2002 Türkiye için bir milattır, donmuş bir medeniyetin
yeniden diriltici bir nefesle canlandığı, bu topraklarda düşen sancağın emin
ellerde yeniden taşındığı bir tarihe işaret eder. Devlet baba yerine şefkatli
bir Annenin merhametiyle milletine hizmet eden, ona hizmeti hakka hizmet bilen
bir iktidar tam 13 yıldır kutlu yürüyüşünü sürdürüyor. Çünkü bu millet marifete
iltifat eden, kendisine uzanan eli sımsıkı kavrayan ve ahde vefa gösteren
kadirşinas bir millettir.
Devleti milletiyle buluşturan, tarihsel mesuliyetinin
idrakiyle, ne misak-ı milli hudutları ne de Adriyatik’ten Çin Seddi’ne,
dünyanın neresinde mazlum varsa ona karşı müşfik, zalimlere karşı da şedit bir
iktidardan, bir misyondan söz ediyoruz. Siyasi parti kalıplarına ve
tabelalarına sığmayan, meseleleri dünya – ahiret çizgisinde değerlendiren,
materyalizmi ve iktisadi menfaatleri değil manevi değerleri ve adaleti bayraklaştıran,
tek dişi kalmış batı medeniyetine karşı tüm dünyaya erdem merkezli bir
medeniyet teklif eden büyük bir “fikir”den söz ediyoruz. Muhalefet dediğimizde
sığ ve dar söylemlerinin dışına çıkamamış, “Eski Türkiye” özlemiyle yanıp
tutuşan birkaç siyasi partinin muhalefetinden söz etmiyoruz, muhalefet dediğimizde;
tüm dünyayı emperyalizmin, zulmün, her şeyi kaça sorusuna indirgeyen bir düşüncenin
esiri haline getirmiş her türlü düşünce ve projeyi kastediyoruz. Bu sebeple
siyaseti; hak ve batıl mücadelesinde hakkın safında mücadele etmek ve hakkı
tutup kaldırma eylemi olarak görüyoruz.
Küresel aktörlerin ve onların yerli işbirlikçilerinin, bu ülke her
başını kaldırdığında, diklendiğinde, kendine geldiğinde neler
yapabileceklerini, hangi kalleşliklere müracaat edebileceklerini gayet iyi
biliyoruz. Bir asırlık geçmişimiz bu mücadelenin sayısız örnekleriyle dolu. Geçmişte; irtica, komünizm, faşizm, bölünme gibi toplum ve
siyaset mühendisliği harikası kavramlar üretilir, ardından kavramın pratik
örnekleri medya ile servis edilir, daha sonra cübbeliler konuya ilişkin bir
hukuk “yaratırlar”, omzu kalabalıklar hassasiyet eşiğini yükseltir ve sonra
iklim müdahaleye elverişli hale geldiğinde operasyon için düğmeye basılırdı.

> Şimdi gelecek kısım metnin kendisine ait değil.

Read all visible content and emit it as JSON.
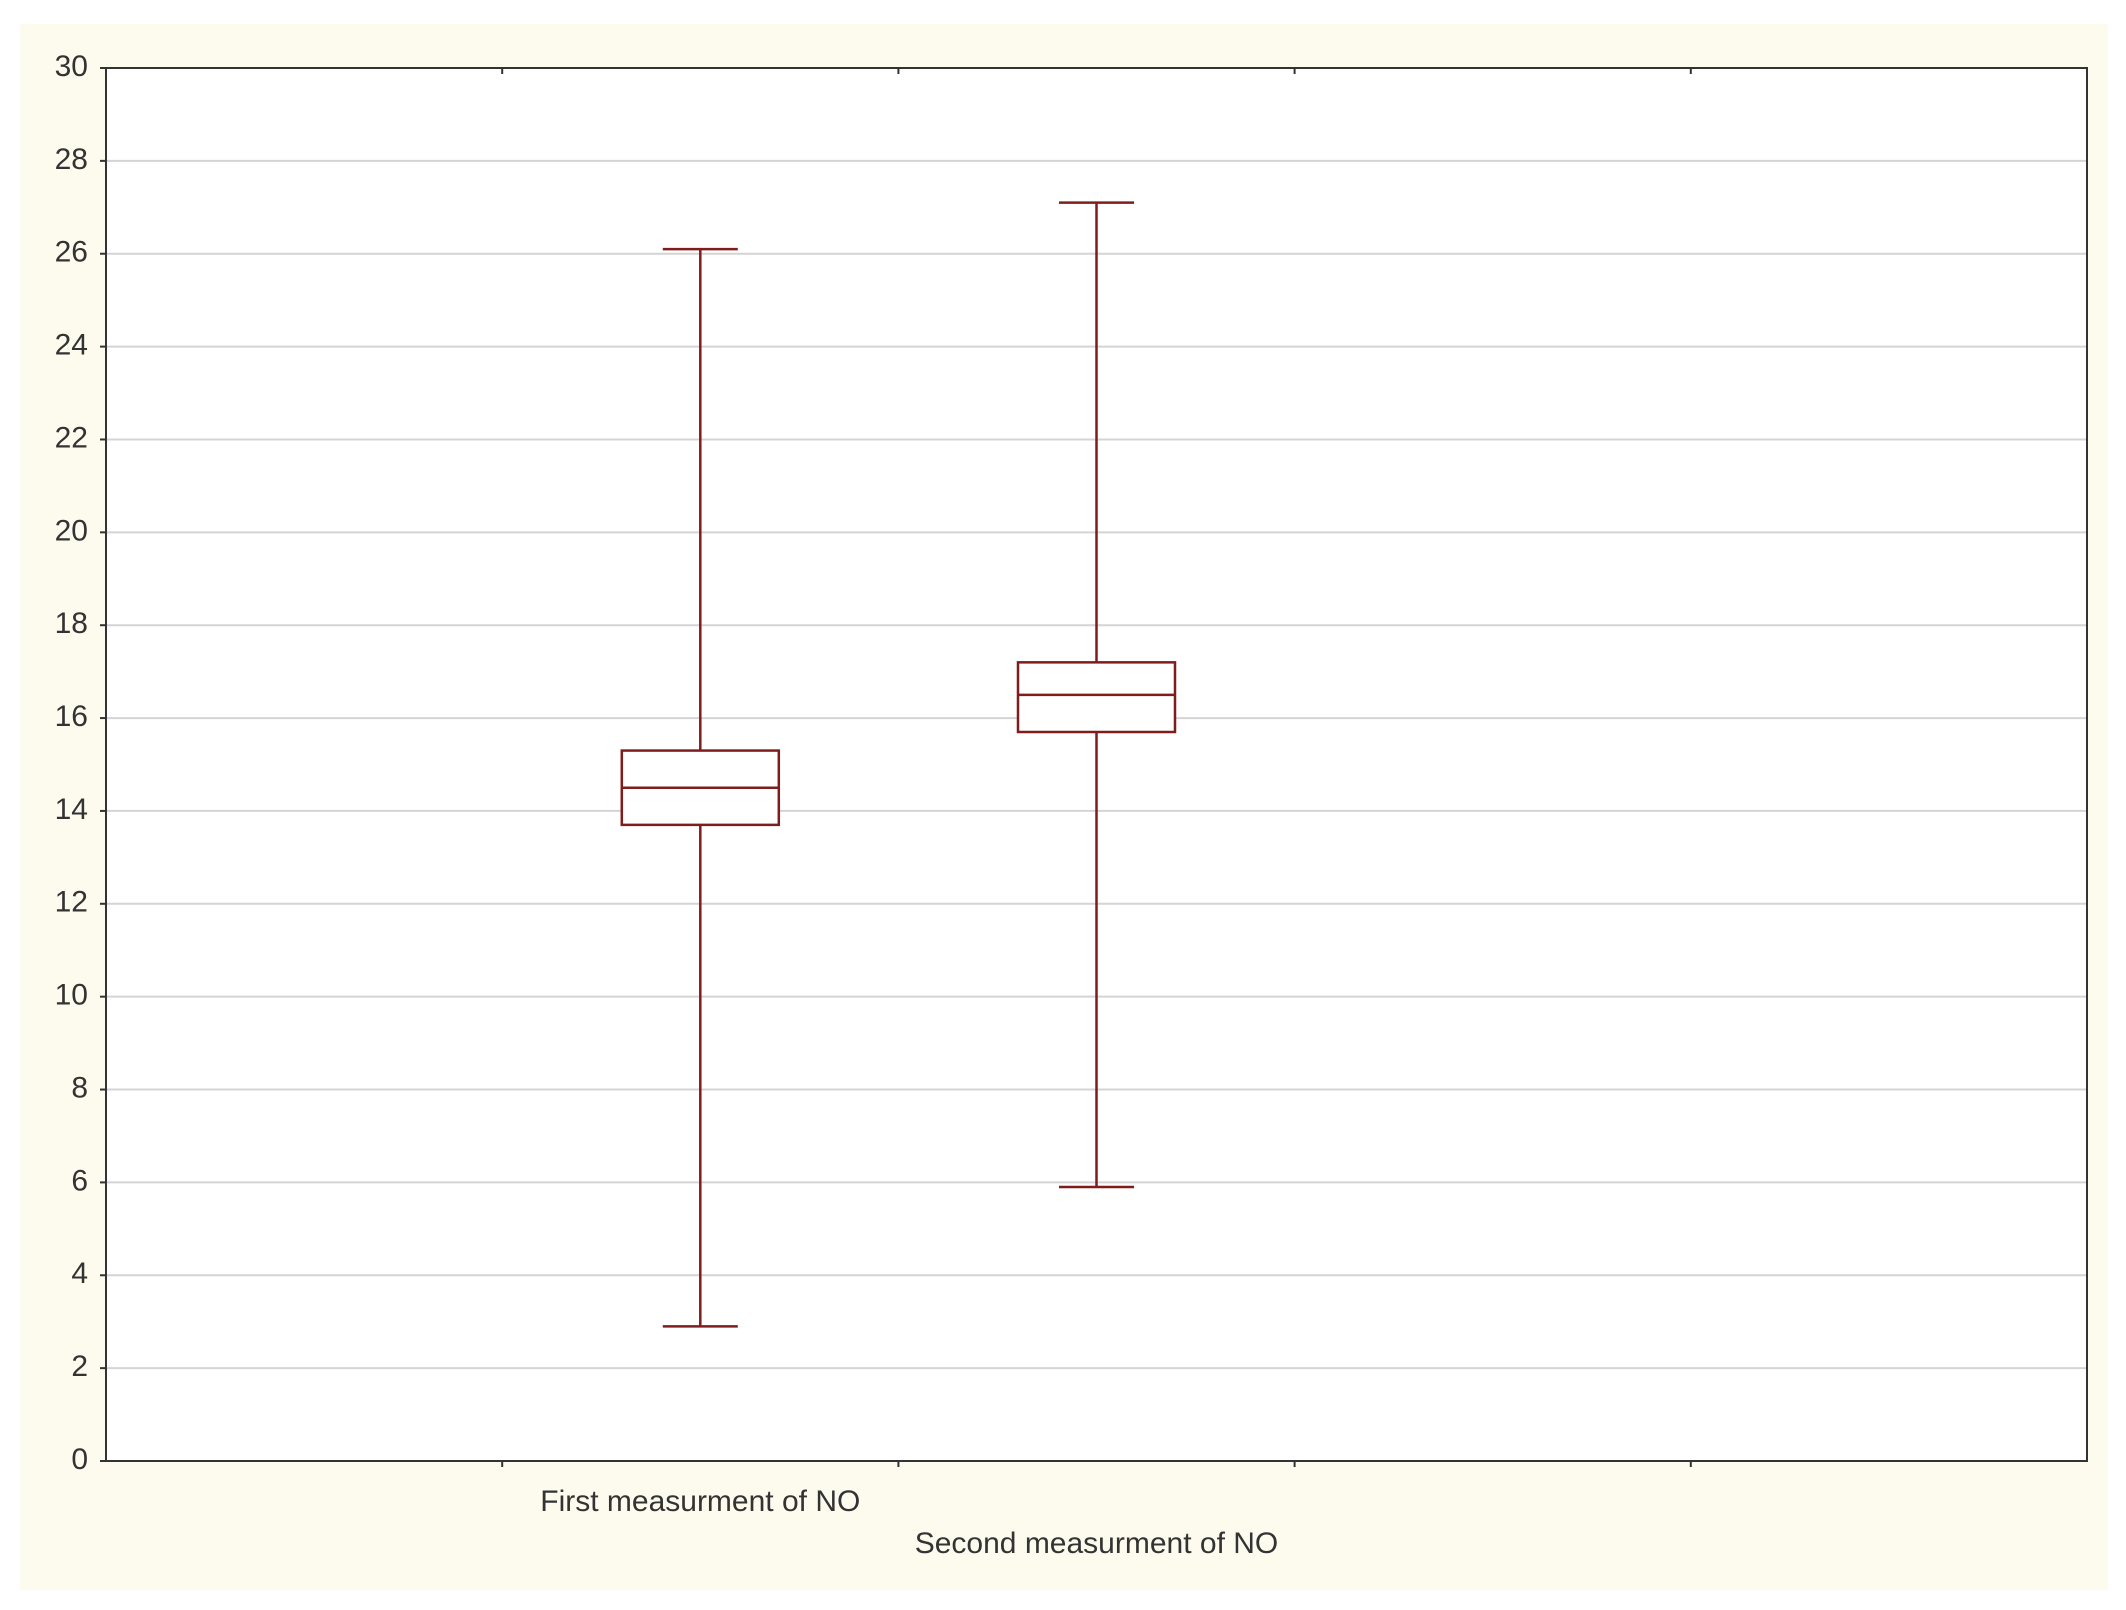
{
  "chart_data": {
    "type": "box",
    "categories": [
      null,
      "First measurment of NO",
      "Second measurment of NO",
      null,
      null
    ],
    "boxes": [
      null,
      {
        "min": 2.9,
        "q1": 13.7,
        "median": 14.5,
        "q3": 15.3,
        "max": 26.1
      },
      {
        "min": 5.9,
        "q1": 15.7,
        "median": 16.5,
        "q3": 17.2,
        "max": 27.1
      },
      null,
      null
    ],
    "color": "#7f1d1d",
    "ylim": [
      0,
      30
    ],
    "yticks": [
      0,
      2,
      4,
      6,
      8,
      10,
      12,
      14,
      16,
      18,
      20,
      22,
      24,
      26,
      28,
      30
    ],
    "grid": true
  }
}
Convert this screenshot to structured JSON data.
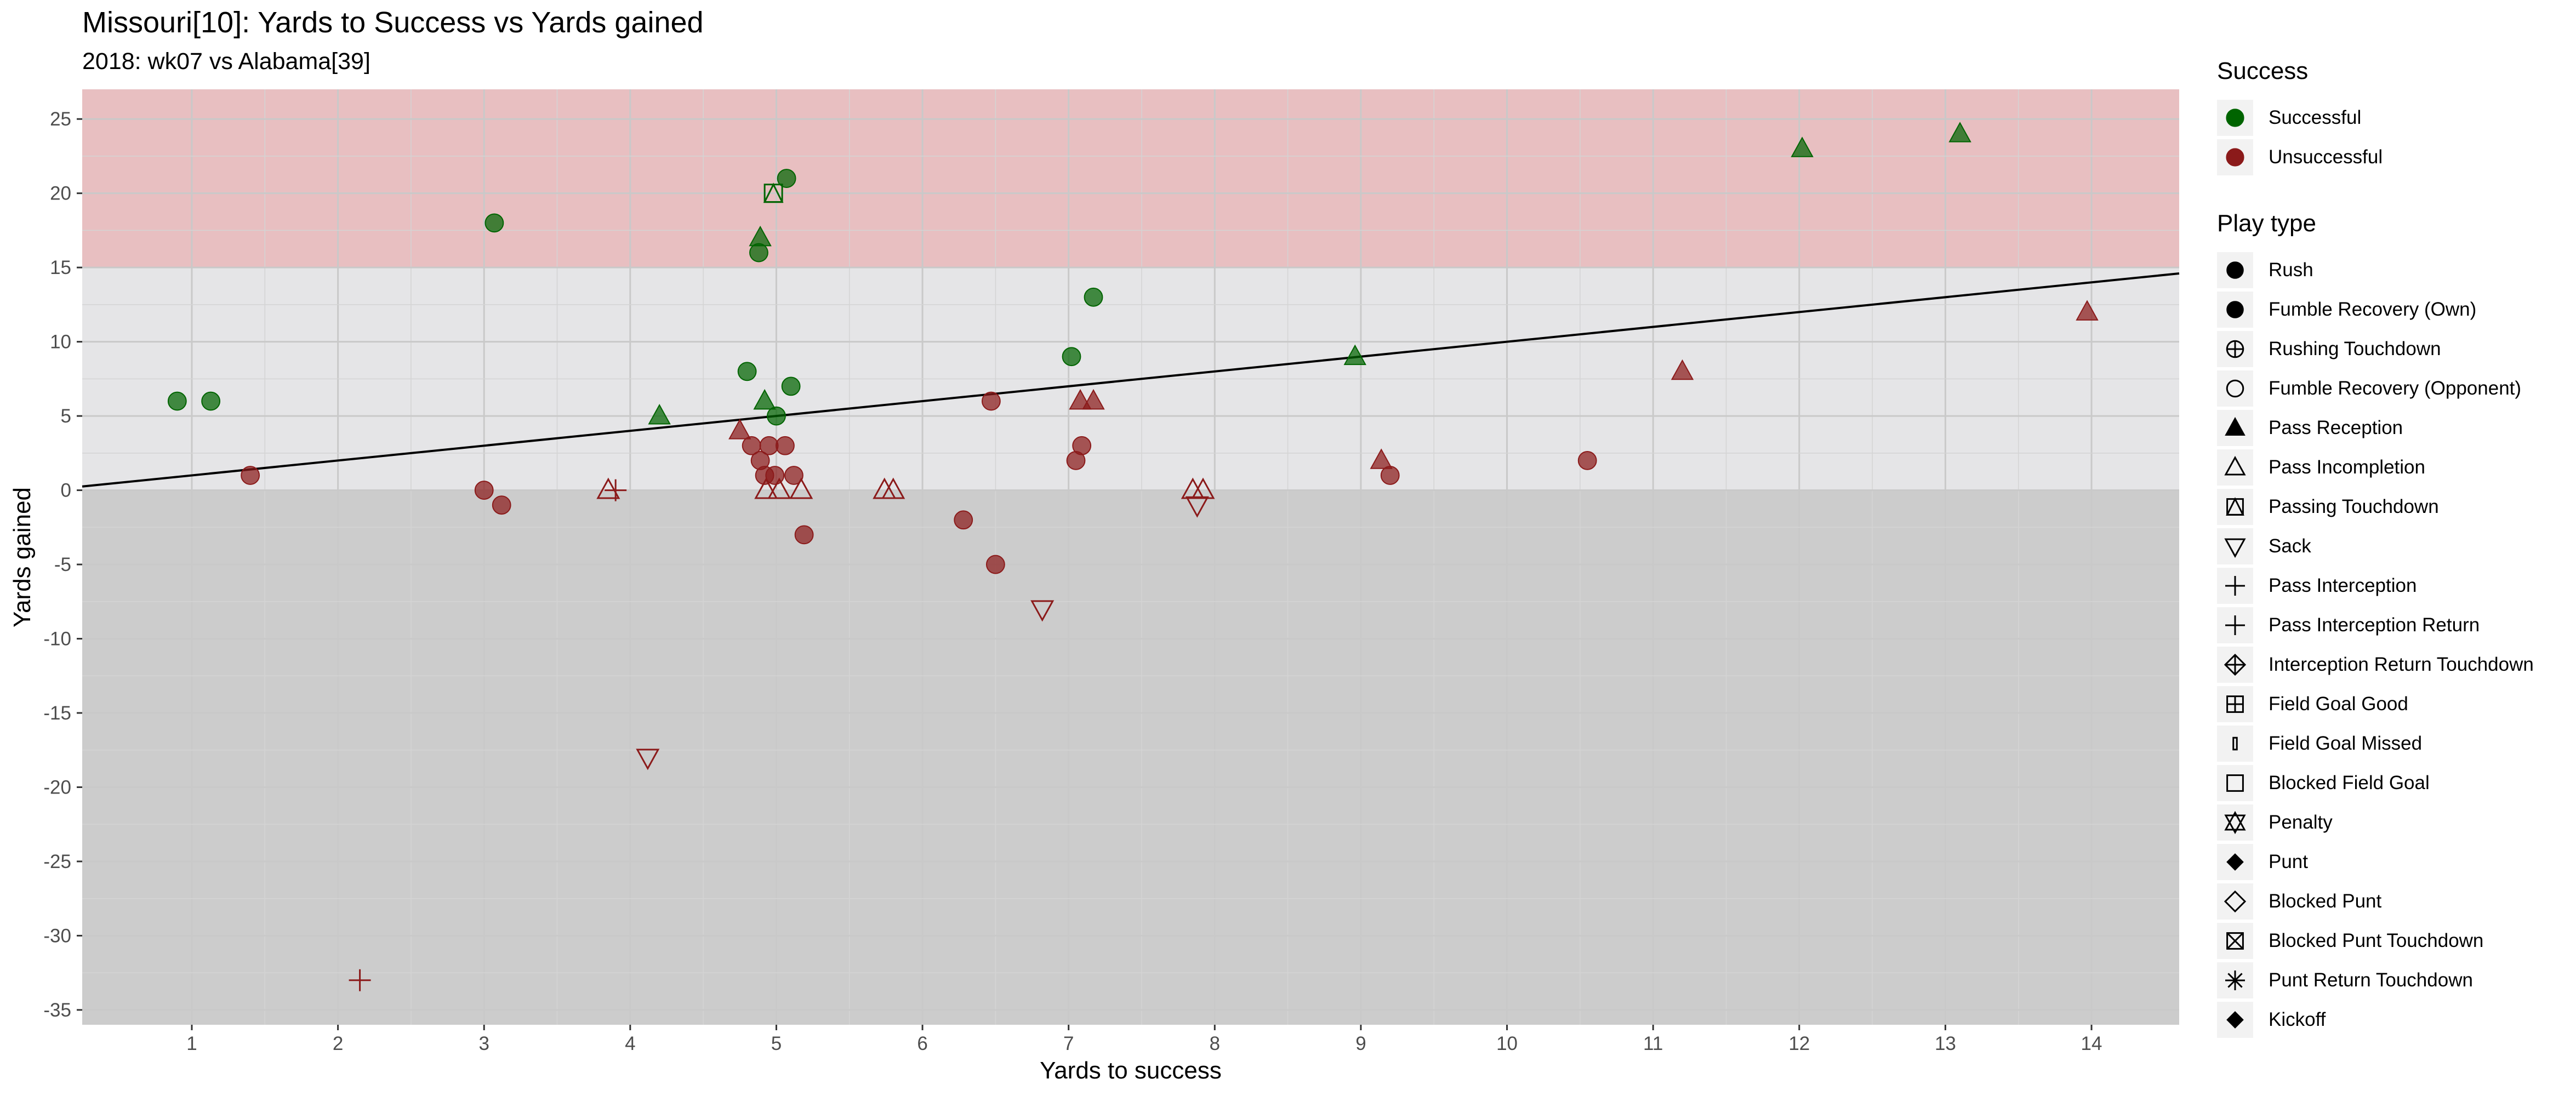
{
  "chart_data": {
    "type": "scatter",
    "title": "Missouri[10]: Yards to Success vs Yards gained",
    "subtitle": "2018: wk07 vs Alabama[39]",
    "xlabel": "Yards to success",
    "ylabel": "Yards gained",
    "xlim": [
      0.25,
      14.6
    ],
    "ylim": [
      -36,
      27
    ],
    "x_ticks": [
      1,
      2,
      3,
      4,
      5,
      6,
      7,
      8,
      9,
      10,
      11,
      12,
      13,
      14
    ],
    "y_ticks": [
      -35,
      -30,
      -25,
      -20,
      -15,
      -10,
      -5,
      0,
      5,
      10,
      15,
      20,
      25
    ],
    "x_tick_labels": [
      "1",
      "2",
      "3",
      "4",
      "5",
      "6",
      "7",
      "8",
      "9",
      "10",
      "11",
      "12",
      "13",
      "14"
    ],
    "y_tick_labels": [
      "-35",
      "-30",
      "-25",
      "-20",
      "-15",
      "-10",
      "-5",
      "0",
      "5",
      "10",
      "15",
      "20",
      "25"
    ],
    "grid": true,
    "bands": [
      {
        "from": 15,
        "to": 27,
        "color": "#e8bfc1"
      },
      {
        "from": 0,
        "to": 15,
        "color": "#e5e5e7"
      },
      {
        "from": -36,
        "to": 0,
        "color": "#cccccc"
      }
    ],
    "reference_line": {
      "slope": 1,
      "intercept": 0,
      "color": "#000000"
    },
    "colors": {
      "Successful": "#006400",
      "Unsuccessful": "#8b1a1a"
    },
    "legend_placement": "right",
    "points": [
      {
        "x": 0.9,
        "y": 6,
        "success": "Successful",
        "play": "Rush"
      },
      {
        "x": 1.13,
        "y": 6,
        "success": "Successful",
        "play": "Rush"
      },
      {
        "x": 1.4,
        "y": 1,
        "success": "Unsuccessful",
        "play": "Rush"
      },
      {
        "x": 2.15,
        "y": -33,
        "success": "Unsuccessful",
        "play": "Pass Interception"
      },
      {
        "x": 3.0,
        "y": 0,
        "success": "Unsuccessful",
        "play": "Rush"
      },
      {
        "x": 3.07,
        "y": 18,
        "success": "Successful",
        "play": "Rush"
      },
      {
        "x": 3.12,
        "y": -1,
        "success": "Unsuccessful",
        "play": "Rush"
      },
      {
        "x": 3.85,
        "y": 0,
        "success": "Unsuccessful",
        "play": "Pass Incompletion"
      },
      {
        "x": 3.9,
        "y": 0,
        "success": "Unsuccessful",
        "play": "Pass Interception"
      },
      {
        "x": 4.12,
        "y": -18,
        "success": "Unsuccessful",
        "play": "Sack"
      },
      {
        "x": 4.2,
        "y": 5,
        "success": "Successful",
        "play": "Pass Reception"
      },
      {
        "x": 4.75,
        "y": 4,
        "success": "Unsuccessful",
        "play": "Pass Reception"
      },
      {
        "x": 4.8,
        "y": 8,
        "success": "Successful",
        "play": "Rush"
      },
      {
        "x": 4.83,
        "y": 3,
        "success": "Unsuccessful",
        "play": "Rush"
      },
      {
        "x": 4.88,
        "y": 16,
        "success": "Successful",
        "play": "Rush"
      },
      {
        "x": 4.89,
        "y": 17,
        "success": "Successful",
        "play": "Pass Reception"
      },
      {
        "x": 4.89,
        "y": 2,
        "success": "Unsuccessful",
        "play": "Rush"
      },
      {
        "x": 4.92,
        "y": 6,
        "success": "Successful",
        "play": "Pass Reception"
      },
      {
        "x": 4.92,
        "y": 1,
        "success": "Unsuccessful",
        "play": "Rush"
      },
      {
        "x": 4.93,
        "y": 0,
        "success": "Unsuccessful",
        "play": "Pass Incompletion"
      },
      {
        "x": 4.95,
        "y": 3,
        "success": "Unsuccessful",
        "play": "Rush"
      },
      {
        "x": 4.98,
        "y": 20,
        "success": "Successful",
        "play": "Passing Touchdown"
      },
      {
        "x": 4.99,
        "y": 1,
        "success": "Unsuccessful",
        "play": "Rush"
      },
      {
        "x": 5.0,
        "y": 5,
        "success": "Successful",
        "play": "Rush"
      },
      {
        "x": 5.02,
        "y": 0,
        "success": "Unsuccessful",
        "play": "Pass Incompletion"
      },
      {
        "x": 5.06,
        "y": 3,
        "success": "Unsuccessful",
        "play": "Rush"
      },
      {
        "x": 5.07,
        "y": 21,
        "success": "Successful",
        "play": "Rush"
      },
      {
        "x": 5.1,
        "y": 7,
        "success": "Successful",
        "play": "Rush"
      },
      {
        "x": 5.12,
        "y": 1,
        "success": "Unsuccessful",
        "play": "Rush"
      },
      {
        "x": 5.17,
        "y": 0,
        "success": "Unsuccessful",
        "play": "Pass Incompletion"
      },
      {
        "x": 5.19,
        "y": -3,
        "success": "Unsuccessful",
        "play": "Rush"
      },
      {
        "x": 5.74,
        "y": 0,
        "success": "Unsuccessful",
        "play": "Pass Incompletion"
      },
      {
        "x": 5.8,
        "y": 0,
        "success": "Unsuccessful",
        "play": "Pass Incompletion"
      },
      {
        "x": 6.28,
        "y": -2,
        "success": "Unsuccessful",
        "play": "Rush"
      },
      {
        "x": 6.47,
        "y": 6,
        "success": "Unsuccessful",
        "play": "Rush"
      },
      {
        "x": 6.5,
        "y": -5,
        "success": "Unsuccessful",
        "play": "Rush"
      },
      {
        "x": 6.82,
        "y": -8,
        "success": "Unsuccessful",
        "play": "Sack"
      },
      {
        "x": 7.02,
        "y": 9,
        "success": "Successful",
        "play": "Rush"
      },
      {
        "x": 7.05,
        "y": 2,
        "success": "Unsuccessful",
        "play": "Rush"
      },
      {
        "x": 7.08,
        "y": 6,
        "success": "Unsuccessful",
        "play": "Pass Reception"
      },
      {
        "x": 7.09,
        "y": 3,
        "success": "Unsuccessful",
        "play": "Rush"
      },
      {
        "x": 7.17,
        "y": 6,
        "success": "Unsuccessful",
        "play": "Pass Reception"
      },
      {
        "x": 7.17,
        "y": 13,
        "success": "Successful",
        "play": "Rush"
      },
      {
        "x": 7.85,
        "y": 0,
        "success": "Unsuccessful",
        "play": "Pass Incompletion"
      },
      {
        "x": 7.88,
        "y": -1,
        "success": "Unsuccessful",
        "play": "Sack"
      },
      {
        "x": 7.92,
        "y": 0,
        "success": "Unsuccessful",
        "play": "Pass Incompletion"
      },
      {
        "x": 8.96,
        "y": 9,
        "success": "Successful",
        "play": "Pass Reception"
      },
      {
        "x": 9.14,
        "y": 2,
        "success": "Unsuccessful",
        "play": "Pass Reception"
      },
      {
        "x": 9.2,
        "y": 1,
        "success": "Unsuccessful",
        "play": "Rush"
      },
      {
        "x": 10.55,
        "y": 2,
        "success": "Unsuccessful",
        "play": "Rush"
      },
      {
        "x": 11.2,
        "y": 8,
        "success": "Unsuccessful",
        "play": "Pass Reception"
      },
      {
        "x": 12.02,
        "y": 23,
        "success": "Successful",
        "play": "Pass Reception"
      },
      {
        "x": 13.1,
        "y": 24,
        "success": "Successful",
        "play": "Pass Reception"
      },
      {
        "x": 13.97,
        "y": 12,
        "success": "Unsuccessful",
        "play": "Pass Reception"
      }
    ]
  },
  "legend": {
    "success": {
      "title": "Success",
      "items": [
        {
          "label": "Successful",
          "color": "#006400"
        },
        {
          "label": "Unsuccessful",
          "color": "#8b1a1a"
        }
      ]
    },
    "play_type": {
      "title": "Play type",
      "items": [
        {
          "label": "Rush",
          "icon": "filled-circle-icon"
        },
        {
          "label": "Fumble Recovery (Own)",
          "icon": "filled-circle-icon"
        },
        {
          "label": "Rushing Touchdown",
          "icon": "circle-plus-icon"
        },
        {
          "label": "Fumble Recovery (Opponent)",
          "icon": "open-circle-icon"
        },
        {
          "label": "Pass Reception",
          "icon": "filled-triangle-icon"
        },
        {
          "label": "Pass Incompletion",
          "icon": "open-triangle-icon"
        },
        {
          "label": "Passing Touchdown",
          "icon": "square-triangle-icon"
        },
        {
          "label": "Sack",
          "icon": "open-down-triangle-icon"
        },
        {
          "label": "Pass Interception",
          "icon": "plus-icon"
        },
        {
          "label": "Pass Interception Return",
          "icon": "plus-icon"
        },
        {
          "label": "Interception Return Touchdown",
          "icon": "diamond-plus-icon"
        },
        {
          "label": "Field Goal Good",
          "icon": "square-plus-icon"
        },
        {
          "label": "Field Goal Missed",
          "icon": "thin-bar-icon"
        },
        {
          "label": "Blocked Field Goal",
          "icon": "open-square-icon"
        },
        {
          "label": "Penalty",
          "icon": "star-of-david-icon"
        },
        {
          "label": "Punt",
          "icon": "filled-diamond-icon"
        },
        {
          "label": "Blocked Punt",
          "icon": "open-diamond-icon"
        },
        {
          "label": "Blocked Punt Touchdown",
          "icon": "square-cross-icon"
        },
        {
          "label": "Punt Return Touchdown",
          "icon": "asterisk-icon"
        },
        {
          "label": "Kickoff",
          "icon": "filled-diamond-icon"
        }
      ]
    }
  }
}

Türkiye siyasi tarihi bu filmin örnekleriyle dolu, aktörler değişse de yönetmen
ve senaryo, filmin cirosundan yüklü paralar kazanan yapım şirketleri aşağı
yukarı hep aynıydı. Son günlerde yaşadıklarımız yine aynı filmin bir parçası
olarak değerlendirilmelidir. Eski aktörler emekliye ayrılmış ve görevlerini
“içeridekilere” devretmiş olsa da, tüm tehlikeli sahnelerde milletin gencecik
evlatları dublör olarak kullanılsa da, yöntem ve dekor değişmiş olsa da filmin
sonu asla değişmeyecek. Filmin esas oğlanı fakir, yoksul ama onurun,
haysiyetin, adaletin timsali olan “millet”, her zaman bu filmin kahramanı olmaya
devam edecektir ve son sözü her zaman millet söyleyecektir.
Dün bir milletin adamını daha
menfur bir saldırıda kaybettik, merhum Mehmet Selim Kiraz’a olan son vazifemizi
Eyüp Sultan Camii’nde tekbirler eşliğinde yerine getirdik, affedersiniz yanlış
oldu biz buna son vazife demeyelim zira vazifemiz yeni başlıyor, merhumun ve
nicelerinin bugüne kadar savcısı olduk bundan sonra da olmaya devam edeceğiz. Yeni
Türkiye için durmak yok, aşkla, muhabbetle yola devam.